In the same way, when it comes to apostrophes, you need to ask yourself certain self-preserving questions. A common crime in grammar is to write something like I read 100’s of books online or the two large lion’s approached quickly. These are incorrect, because neither ‘1000’ or the lions, ‘own’ anything in the sentence, nor is the s a shortening of is. A good quality-control approach is to ask yourself ‘Am I actually writing 100 IS’, or, does ‘100’ actually ‘own’ something in this sentence? If the answer is no, and ‘100’ is just plural, then you don’t need an apostrophe.

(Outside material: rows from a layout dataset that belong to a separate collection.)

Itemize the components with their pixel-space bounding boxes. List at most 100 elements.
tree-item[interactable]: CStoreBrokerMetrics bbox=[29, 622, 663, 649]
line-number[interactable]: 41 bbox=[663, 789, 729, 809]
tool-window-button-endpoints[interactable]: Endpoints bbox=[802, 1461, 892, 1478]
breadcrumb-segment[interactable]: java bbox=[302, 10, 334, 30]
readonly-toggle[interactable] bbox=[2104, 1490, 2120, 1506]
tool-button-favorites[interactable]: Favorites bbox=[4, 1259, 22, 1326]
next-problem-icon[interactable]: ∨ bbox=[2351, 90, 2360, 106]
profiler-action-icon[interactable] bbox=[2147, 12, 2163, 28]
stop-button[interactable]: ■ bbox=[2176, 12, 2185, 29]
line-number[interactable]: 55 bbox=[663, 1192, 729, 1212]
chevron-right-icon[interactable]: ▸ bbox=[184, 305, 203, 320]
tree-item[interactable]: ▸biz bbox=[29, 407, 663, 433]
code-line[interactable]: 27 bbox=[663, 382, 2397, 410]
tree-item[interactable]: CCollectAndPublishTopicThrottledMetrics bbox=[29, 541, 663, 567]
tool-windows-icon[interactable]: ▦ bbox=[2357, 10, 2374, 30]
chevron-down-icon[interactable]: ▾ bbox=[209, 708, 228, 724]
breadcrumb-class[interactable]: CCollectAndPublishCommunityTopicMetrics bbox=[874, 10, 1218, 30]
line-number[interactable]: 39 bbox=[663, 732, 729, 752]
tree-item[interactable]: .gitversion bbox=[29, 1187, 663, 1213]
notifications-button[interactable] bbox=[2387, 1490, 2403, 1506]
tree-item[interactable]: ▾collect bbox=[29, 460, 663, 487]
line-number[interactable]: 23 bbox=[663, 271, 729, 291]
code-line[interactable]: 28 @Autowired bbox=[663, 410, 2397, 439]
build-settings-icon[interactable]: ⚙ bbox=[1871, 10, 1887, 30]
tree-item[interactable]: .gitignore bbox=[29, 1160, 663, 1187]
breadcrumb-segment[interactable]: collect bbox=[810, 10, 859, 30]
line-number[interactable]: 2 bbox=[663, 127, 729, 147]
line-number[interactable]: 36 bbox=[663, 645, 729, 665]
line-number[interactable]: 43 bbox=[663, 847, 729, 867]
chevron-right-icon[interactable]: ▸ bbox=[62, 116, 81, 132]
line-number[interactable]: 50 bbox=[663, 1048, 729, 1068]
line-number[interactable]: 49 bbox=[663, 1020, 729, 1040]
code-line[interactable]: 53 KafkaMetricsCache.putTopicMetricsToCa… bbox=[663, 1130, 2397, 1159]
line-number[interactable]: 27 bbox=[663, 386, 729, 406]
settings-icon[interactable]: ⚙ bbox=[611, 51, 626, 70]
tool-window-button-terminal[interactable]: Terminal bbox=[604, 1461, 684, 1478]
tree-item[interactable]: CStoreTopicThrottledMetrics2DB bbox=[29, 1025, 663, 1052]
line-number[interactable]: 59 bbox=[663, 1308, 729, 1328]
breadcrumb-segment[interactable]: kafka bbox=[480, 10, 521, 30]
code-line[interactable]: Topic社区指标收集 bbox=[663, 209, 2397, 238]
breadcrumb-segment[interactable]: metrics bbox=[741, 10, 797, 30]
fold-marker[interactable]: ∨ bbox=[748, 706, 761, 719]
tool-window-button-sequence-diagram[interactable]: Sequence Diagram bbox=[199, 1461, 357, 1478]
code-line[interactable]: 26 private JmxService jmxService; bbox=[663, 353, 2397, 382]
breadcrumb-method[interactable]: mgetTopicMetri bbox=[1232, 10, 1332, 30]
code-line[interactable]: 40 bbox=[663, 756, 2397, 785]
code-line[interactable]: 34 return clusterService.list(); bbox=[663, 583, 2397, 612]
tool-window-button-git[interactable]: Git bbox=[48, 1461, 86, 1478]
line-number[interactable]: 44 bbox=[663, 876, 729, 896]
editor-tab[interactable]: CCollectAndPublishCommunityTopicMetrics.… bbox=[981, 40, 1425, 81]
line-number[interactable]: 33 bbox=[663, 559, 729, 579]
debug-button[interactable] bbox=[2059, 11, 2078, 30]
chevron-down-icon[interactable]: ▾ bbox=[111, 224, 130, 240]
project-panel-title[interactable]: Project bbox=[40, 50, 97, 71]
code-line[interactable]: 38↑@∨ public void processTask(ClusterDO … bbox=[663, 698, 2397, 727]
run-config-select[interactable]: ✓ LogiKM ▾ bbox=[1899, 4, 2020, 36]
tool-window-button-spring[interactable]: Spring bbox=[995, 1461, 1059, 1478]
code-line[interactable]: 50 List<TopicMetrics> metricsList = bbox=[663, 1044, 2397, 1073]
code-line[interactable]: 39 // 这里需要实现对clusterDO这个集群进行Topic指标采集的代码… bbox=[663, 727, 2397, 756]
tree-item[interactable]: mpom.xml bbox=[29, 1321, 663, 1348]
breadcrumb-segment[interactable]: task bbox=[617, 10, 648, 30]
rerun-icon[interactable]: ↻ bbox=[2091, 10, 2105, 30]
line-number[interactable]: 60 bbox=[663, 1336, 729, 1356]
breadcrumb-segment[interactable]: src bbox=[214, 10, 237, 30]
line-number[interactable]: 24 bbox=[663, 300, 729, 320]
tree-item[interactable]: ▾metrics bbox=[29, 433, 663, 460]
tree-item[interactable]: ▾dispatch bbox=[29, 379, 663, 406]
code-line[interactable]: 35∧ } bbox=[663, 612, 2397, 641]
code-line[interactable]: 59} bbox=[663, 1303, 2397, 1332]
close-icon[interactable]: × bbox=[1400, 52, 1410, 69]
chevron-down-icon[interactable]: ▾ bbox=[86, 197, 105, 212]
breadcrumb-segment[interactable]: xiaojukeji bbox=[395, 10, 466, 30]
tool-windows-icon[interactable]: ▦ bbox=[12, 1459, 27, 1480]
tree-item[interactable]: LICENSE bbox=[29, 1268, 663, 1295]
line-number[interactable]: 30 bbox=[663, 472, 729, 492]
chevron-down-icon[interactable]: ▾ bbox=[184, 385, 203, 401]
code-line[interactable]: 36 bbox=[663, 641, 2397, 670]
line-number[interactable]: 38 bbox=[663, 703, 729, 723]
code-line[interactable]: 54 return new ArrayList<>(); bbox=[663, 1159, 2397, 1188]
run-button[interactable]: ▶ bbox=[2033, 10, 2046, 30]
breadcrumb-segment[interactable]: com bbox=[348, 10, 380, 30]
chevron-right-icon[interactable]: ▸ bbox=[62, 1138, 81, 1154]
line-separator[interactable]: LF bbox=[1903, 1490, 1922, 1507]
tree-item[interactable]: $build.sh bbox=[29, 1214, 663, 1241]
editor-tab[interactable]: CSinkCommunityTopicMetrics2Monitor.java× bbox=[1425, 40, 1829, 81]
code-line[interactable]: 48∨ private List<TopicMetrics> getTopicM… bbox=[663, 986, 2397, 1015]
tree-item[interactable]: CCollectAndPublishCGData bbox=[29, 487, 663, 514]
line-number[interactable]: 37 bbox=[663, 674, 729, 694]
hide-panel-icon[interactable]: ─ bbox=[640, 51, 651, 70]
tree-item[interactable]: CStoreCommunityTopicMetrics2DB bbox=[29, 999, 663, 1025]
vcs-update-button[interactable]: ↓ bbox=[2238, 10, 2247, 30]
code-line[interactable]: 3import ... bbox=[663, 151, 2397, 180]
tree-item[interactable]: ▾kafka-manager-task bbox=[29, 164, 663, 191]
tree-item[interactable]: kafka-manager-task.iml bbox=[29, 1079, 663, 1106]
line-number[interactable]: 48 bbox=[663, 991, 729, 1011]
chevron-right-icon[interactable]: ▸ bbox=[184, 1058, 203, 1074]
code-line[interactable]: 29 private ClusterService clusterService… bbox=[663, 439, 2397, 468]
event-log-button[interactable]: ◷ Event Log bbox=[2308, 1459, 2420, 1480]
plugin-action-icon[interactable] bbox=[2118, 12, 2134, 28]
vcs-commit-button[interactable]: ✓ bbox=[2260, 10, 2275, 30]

Take note, grammar lovers, not everybody agrees on the state of Do's and Don'ts. Many people who also love grammar, will insist on taking a variety of measures, such as writing Dos and Don'ts, Do's and Don't's and also Dos and Dont's. MC Grammar says: increase the grammar peace, fellow word lovers. Although these version might be accepted in some situations, if you're writing something like an important document that a lot of people are going to read, it's best to stick to the modern, most widely accepted, and easiest to understand, Do's and Don'ts.

To finish off, let's check out this video from the 50's about dating. See how the video is correctly titled Do's and Don'ts? Now THAT's how to get a date.


  1. Yes, but you haven't cleared up the whole 'it' possession thing, for example: 'it's got milk on its chin'... I think the confused masses need to know about this. Help us, MC Grammar!!!!!